To:         State Senator Andrea F. Nuciforo, Jr.
From:     Stephen Leibowitz
Subject: Opposition to Amendment in S.2256
Date:      November 13, 2005

Dear Senator Nuciforo:

I am writing to express my opposition to an amendment adopted as Section 4 of the proposed Commonwealth Investment Act, S. 2256. The amendment is titled, “Commonwealth Information Technology Task Force.”

The amendment has nothing to do with the stated purpose of the bill, which is the stimulus of the Massachusetts economy. As a matter of good government, it should be either a separate bill or a part of other legislation pertaining to government computer usage.

The real purpose of the amendment is to derail an initiative by the Commonwealth’s Information Technology Division. That initiative calls for the Commonwealth’s electronic documents to be stored in open formats, such as Open Document and Acrobat (PDF). I support the initiative.

In contrast, the new proprietary format of Microsoft that it plans to use in the next version of its MS Office software is closed. Insufficient published specifications and legal encumbrances by Microsoft are designed to prevent competing software from using Microsoft’s new proprietary format. The effect is that once people start using Microsoft’s new format, they are locked into using Microsoft’s software. The Massachusetts state government would be locked in, for example. And if the government distributed electronic documents to its citizens in Microsoft’s new format, the citizens would also need Microsoft software.

Open formats should not be confused with open source software. Microsoft could open their new format without open sourcing their MS Office software. And Microsoft’s format contains little or no technical innovation, a point that European antitrust officials have also made. Microsoft could innovate, and compete fairly, with a closed-source implementation of an open format.
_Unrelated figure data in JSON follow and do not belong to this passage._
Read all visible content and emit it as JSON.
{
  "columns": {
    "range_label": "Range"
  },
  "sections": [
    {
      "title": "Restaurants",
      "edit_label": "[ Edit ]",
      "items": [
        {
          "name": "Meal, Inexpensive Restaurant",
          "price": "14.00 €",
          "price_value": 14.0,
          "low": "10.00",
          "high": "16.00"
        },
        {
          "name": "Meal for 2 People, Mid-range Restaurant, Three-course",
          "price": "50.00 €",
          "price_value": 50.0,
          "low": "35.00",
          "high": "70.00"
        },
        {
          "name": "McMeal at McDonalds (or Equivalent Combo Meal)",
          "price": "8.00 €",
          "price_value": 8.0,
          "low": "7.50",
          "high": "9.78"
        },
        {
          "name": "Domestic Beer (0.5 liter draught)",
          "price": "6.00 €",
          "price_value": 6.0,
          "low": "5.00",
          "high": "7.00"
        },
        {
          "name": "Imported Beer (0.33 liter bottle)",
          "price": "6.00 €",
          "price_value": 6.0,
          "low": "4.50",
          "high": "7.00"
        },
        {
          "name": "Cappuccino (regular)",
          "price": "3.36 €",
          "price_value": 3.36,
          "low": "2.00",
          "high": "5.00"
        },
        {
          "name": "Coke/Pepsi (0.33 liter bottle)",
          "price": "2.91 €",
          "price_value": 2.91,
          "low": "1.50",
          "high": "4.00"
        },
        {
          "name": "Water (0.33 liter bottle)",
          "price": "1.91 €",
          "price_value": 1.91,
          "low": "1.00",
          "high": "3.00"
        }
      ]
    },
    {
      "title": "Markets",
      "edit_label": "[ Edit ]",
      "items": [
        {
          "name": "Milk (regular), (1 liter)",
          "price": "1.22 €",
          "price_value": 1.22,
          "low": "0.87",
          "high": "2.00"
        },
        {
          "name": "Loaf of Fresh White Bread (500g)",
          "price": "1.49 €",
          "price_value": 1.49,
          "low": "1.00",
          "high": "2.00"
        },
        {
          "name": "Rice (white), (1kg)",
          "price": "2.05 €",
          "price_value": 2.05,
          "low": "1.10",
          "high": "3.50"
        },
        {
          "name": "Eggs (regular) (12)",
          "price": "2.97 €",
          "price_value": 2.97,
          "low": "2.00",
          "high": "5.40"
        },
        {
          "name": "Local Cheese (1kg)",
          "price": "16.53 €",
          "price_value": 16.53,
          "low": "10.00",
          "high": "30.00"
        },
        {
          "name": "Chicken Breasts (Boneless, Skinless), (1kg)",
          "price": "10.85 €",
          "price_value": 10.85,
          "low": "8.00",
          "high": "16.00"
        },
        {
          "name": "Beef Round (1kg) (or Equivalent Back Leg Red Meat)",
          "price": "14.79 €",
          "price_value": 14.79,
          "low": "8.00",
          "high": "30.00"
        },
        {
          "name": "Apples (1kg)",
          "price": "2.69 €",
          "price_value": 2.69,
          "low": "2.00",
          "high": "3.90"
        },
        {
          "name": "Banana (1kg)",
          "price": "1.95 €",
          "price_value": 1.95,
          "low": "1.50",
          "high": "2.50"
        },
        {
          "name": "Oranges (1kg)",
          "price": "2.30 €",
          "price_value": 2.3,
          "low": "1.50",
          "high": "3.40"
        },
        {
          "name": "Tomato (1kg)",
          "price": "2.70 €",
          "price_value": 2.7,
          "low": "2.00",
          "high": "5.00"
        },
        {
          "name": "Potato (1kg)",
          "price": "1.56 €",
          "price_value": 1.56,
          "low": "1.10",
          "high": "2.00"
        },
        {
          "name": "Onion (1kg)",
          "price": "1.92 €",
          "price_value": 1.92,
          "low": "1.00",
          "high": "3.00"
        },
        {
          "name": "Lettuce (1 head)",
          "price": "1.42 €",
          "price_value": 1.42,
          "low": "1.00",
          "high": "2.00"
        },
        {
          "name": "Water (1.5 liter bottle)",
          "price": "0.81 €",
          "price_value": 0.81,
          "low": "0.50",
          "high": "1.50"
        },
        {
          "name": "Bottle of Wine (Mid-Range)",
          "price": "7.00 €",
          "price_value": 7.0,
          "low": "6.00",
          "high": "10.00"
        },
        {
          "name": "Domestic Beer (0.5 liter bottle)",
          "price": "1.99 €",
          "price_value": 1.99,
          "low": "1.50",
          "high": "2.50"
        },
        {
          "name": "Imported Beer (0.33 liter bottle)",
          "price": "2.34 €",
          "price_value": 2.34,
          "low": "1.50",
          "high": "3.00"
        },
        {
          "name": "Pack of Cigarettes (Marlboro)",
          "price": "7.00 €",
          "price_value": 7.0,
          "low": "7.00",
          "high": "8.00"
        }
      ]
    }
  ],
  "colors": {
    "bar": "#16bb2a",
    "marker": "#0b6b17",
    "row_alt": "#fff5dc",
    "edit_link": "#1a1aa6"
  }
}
Microsoft could easily add support for the Open Document format to its next version of MS Office. Microsoft could do this either in place of, or in addition to, their new format. The development costs for this would be small. When Microsoft had a less strong position in the office productivity software market, it implemented many formats in MS Office that originated outside Microsoft. And many of these formats were more difficult to implement than Open Document, because of their closed nature or other factors.

Microsoft and their supporters have pointed out that some accessibility software for people with disabilities works with Microsoft’s MS Office, but do not currently work with software packages, such as OpenOffice, that implement the Open Document format. This is a very recent criticism. It was not raised during a long Massachusetts study of electronic document formats, which involved much public input, including Microsoft’s. But accessibility is a valid concern, and developers of Open Document and its implementations have rocketed accessibility work to the top of their priority list.

In response to the accessibility concerns, the management of the Information Technology Division has made it clear that they are willing to delay or otherwise adjust the initiative to preserve accessibility. Over the years, they have managed a sizable computer operation in a reasonable manner. They have done this without being saddled with the layer of bureaucracy that the Senate amendment would add. It is legitimate for the legislature to monitor the situation, but a “no-confidence” amendment is not warranted.